Fighting for Their Lives

Sadly, Lauren Smart’s letter was read in court—after her death. On Saturday, June 7, 2014, Norman Smart killed Lauren Brown Smart. She would have been 35 on July 10. Even more horrifying, her oldest boy from her first marriage and just six at the time, witnessed it all. Her other son with Smart hadn’t even turned a year old.

Responding to a call from Norman Smart, police found Lauren on the floor in the master bedroom of their Wilmington Island, Georgia, home on her back, with abrasions on her forehead, arms and elbows and blood stains on the carpet. Norman Smart was charged with murder and put on trial.

During trial, the medical examiner testified that Norman Smart beat, strangled and stomped a reportedly drunk Lauren to death—the pattern of his shoes matched the injuries on her body.

There’s no way to sugarcoat the horror of this crime—nor its pervasiveness in this country. Every day three women are murdered by a current or former mate. Twenty people (including a small number of men) are victims of intimate partner violence every single minute, according to the Centers for Disease Control and Prevention. Every nine seconds, reports Domestic Violence Statistics, a woman is beaten or assaulted. Over 38 million women experience domestic or intimate-partner violence in their lifetimes, with nearly five million experiencing such violence every year. As many as 10 million children witness this type of violence every year.

A woman’s level of education doesn’t shield her from abuse and neither does her economic status. Domestic violence may be stereotyped as a crime of the poor and uneducated, but that’s far from the truth. Women of all backgrounds are victimized.

Melissa (not her real name) truly debunks those stereotypes. A well-known socialite and independent professional in Savannah never imagined she would become a victim of abuse. Yet, just a few months into her relationship with a man she believed to be a great match, she found herself a victim.

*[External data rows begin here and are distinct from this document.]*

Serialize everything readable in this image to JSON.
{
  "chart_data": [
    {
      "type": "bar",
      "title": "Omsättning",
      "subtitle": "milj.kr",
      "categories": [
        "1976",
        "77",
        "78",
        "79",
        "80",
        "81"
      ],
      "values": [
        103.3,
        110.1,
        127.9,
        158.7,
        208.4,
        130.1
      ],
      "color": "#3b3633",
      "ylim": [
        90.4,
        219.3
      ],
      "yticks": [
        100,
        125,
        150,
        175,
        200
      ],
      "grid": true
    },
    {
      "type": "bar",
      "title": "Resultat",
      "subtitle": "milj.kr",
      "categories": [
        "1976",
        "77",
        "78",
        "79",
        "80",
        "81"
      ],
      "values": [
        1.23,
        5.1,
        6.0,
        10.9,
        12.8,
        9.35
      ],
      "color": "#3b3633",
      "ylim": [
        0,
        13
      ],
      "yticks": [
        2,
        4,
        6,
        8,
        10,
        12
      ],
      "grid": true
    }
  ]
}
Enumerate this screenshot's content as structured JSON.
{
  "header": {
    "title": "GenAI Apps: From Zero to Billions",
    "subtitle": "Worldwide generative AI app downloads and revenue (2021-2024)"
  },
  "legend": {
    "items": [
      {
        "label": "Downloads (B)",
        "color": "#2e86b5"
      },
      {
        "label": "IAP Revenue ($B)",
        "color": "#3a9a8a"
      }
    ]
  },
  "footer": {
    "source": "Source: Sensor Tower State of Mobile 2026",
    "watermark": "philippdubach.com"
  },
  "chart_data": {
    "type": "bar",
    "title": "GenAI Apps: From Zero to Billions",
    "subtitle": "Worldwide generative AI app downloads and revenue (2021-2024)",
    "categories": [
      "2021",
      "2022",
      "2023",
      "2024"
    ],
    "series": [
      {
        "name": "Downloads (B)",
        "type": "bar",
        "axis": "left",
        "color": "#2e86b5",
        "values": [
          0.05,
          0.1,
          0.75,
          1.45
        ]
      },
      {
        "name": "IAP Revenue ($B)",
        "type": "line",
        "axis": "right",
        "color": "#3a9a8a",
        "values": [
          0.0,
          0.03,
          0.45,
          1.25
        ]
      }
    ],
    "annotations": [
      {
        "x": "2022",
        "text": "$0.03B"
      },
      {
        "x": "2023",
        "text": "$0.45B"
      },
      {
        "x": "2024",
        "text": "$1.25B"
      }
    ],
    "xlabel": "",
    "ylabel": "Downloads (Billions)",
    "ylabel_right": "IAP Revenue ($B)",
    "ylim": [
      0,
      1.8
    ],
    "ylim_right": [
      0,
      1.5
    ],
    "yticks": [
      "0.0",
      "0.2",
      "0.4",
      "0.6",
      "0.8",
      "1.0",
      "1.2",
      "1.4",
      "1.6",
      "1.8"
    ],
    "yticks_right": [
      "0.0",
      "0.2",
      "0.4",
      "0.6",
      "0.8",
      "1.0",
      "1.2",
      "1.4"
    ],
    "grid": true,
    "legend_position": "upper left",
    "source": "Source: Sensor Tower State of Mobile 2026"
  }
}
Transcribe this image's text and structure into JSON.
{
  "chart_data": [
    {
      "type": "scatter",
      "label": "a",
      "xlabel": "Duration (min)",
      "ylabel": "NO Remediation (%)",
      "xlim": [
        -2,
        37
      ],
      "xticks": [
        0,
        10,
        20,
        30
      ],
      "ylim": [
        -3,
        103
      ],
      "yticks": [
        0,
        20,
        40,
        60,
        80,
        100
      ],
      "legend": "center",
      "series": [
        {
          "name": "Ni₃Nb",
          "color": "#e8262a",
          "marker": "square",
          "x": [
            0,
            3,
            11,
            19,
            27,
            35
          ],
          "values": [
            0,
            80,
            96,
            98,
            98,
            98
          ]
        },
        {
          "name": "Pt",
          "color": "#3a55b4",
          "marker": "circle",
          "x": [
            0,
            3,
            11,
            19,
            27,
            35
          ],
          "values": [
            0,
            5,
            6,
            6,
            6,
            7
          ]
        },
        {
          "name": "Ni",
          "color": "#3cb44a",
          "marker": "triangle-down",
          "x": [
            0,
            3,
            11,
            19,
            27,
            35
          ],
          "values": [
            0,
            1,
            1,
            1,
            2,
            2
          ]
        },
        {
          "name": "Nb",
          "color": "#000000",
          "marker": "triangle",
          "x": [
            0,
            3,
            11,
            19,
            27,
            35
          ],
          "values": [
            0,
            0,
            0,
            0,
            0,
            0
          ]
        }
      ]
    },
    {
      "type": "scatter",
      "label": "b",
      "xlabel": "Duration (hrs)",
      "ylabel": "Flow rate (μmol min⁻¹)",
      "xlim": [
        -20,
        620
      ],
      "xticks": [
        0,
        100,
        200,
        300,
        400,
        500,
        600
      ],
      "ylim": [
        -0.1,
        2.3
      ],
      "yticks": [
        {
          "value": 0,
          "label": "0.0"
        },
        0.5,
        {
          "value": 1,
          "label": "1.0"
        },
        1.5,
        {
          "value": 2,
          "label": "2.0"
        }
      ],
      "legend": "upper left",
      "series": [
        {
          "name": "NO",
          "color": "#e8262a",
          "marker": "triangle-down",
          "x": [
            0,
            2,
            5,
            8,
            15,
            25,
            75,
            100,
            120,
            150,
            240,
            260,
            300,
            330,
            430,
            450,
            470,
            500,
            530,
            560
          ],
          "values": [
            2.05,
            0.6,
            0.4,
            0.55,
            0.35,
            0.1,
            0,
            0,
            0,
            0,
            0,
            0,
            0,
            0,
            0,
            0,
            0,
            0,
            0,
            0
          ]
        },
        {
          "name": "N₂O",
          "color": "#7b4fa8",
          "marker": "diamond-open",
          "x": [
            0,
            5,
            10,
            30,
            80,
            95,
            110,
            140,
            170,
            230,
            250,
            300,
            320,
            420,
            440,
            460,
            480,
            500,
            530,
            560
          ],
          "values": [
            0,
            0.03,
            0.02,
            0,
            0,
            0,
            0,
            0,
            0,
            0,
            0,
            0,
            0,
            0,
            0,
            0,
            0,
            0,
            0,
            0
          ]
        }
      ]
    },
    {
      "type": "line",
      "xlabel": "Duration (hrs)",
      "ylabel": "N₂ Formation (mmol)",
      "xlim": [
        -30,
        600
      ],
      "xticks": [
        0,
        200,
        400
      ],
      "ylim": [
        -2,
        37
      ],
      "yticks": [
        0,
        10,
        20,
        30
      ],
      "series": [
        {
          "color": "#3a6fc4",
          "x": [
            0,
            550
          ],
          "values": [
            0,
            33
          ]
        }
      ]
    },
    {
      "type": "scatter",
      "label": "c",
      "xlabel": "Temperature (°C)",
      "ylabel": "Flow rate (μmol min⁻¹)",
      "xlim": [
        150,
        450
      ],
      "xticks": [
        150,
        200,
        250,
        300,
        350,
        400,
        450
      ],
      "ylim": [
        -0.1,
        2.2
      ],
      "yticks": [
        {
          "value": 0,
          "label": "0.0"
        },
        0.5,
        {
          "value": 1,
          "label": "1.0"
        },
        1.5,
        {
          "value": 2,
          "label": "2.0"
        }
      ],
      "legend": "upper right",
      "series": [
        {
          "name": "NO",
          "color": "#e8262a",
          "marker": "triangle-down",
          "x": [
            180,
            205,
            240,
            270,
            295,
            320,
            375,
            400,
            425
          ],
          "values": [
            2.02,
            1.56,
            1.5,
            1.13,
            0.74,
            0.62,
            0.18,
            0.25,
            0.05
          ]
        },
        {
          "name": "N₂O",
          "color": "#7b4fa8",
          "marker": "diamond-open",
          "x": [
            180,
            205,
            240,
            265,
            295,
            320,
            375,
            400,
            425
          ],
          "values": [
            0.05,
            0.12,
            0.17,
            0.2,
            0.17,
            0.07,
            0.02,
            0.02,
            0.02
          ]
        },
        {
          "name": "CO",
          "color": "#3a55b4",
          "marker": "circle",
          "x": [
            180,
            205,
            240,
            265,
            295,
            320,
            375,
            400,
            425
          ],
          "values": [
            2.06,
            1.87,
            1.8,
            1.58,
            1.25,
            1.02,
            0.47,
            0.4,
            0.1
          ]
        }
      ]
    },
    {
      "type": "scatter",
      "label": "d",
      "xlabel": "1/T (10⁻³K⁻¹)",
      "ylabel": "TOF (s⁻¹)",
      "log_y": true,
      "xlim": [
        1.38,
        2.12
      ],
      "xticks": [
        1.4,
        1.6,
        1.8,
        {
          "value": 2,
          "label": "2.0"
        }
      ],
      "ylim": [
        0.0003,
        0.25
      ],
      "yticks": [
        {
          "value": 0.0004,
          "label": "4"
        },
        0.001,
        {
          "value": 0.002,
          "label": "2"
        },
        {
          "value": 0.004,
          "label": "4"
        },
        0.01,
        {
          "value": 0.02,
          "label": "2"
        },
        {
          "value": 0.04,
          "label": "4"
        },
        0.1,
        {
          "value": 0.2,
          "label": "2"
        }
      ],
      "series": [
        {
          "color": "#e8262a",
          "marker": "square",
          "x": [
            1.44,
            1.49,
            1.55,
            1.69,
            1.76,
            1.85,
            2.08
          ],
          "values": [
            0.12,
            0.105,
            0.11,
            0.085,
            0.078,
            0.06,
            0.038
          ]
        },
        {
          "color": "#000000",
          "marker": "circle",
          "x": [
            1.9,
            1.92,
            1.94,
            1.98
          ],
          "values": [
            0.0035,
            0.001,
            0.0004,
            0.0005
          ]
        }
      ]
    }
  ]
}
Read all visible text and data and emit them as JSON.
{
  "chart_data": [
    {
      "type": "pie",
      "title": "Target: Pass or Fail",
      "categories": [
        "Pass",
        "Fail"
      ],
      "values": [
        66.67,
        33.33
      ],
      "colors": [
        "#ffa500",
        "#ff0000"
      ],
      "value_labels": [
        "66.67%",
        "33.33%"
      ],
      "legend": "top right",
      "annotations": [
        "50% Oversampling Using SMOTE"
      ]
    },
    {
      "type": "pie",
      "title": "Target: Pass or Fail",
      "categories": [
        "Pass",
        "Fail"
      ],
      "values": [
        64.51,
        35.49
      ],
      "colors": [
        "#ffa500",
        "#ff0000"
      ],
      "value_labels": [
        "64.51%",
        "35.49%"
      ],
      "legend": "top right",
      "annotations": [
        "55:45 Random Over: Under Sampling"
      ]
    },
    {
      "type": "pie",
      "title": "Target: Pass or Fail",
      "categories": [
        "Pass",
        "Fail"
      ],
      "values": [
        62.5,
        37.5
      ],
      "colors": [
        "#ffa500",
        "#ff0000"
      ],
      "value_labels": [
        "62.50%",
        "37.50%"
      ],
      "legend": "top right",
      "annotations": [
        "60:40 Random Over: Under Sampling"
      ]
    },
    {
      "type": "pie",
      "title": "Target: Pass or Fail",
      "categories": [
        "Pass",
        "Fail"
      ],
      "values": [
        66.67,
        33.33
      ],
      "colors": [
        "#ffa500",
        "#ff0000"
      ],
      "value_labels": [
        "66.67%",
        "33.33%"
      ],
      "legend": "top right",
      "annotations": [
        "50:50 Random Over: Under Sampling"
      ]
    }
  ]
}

Looking back, she says, “My first red light should have been one evening when he was upset and ripped my car keys out of my hand. I attributed it to a bad day at work.” There was no explaining away what happened to her during their “romantic” getaway to the Bahamas, however. “He got upset with me one night and pushed me in my pajamas out of our room and threw my suitcase at me. I got another room in the hotel and had every intention of flying out the next day.”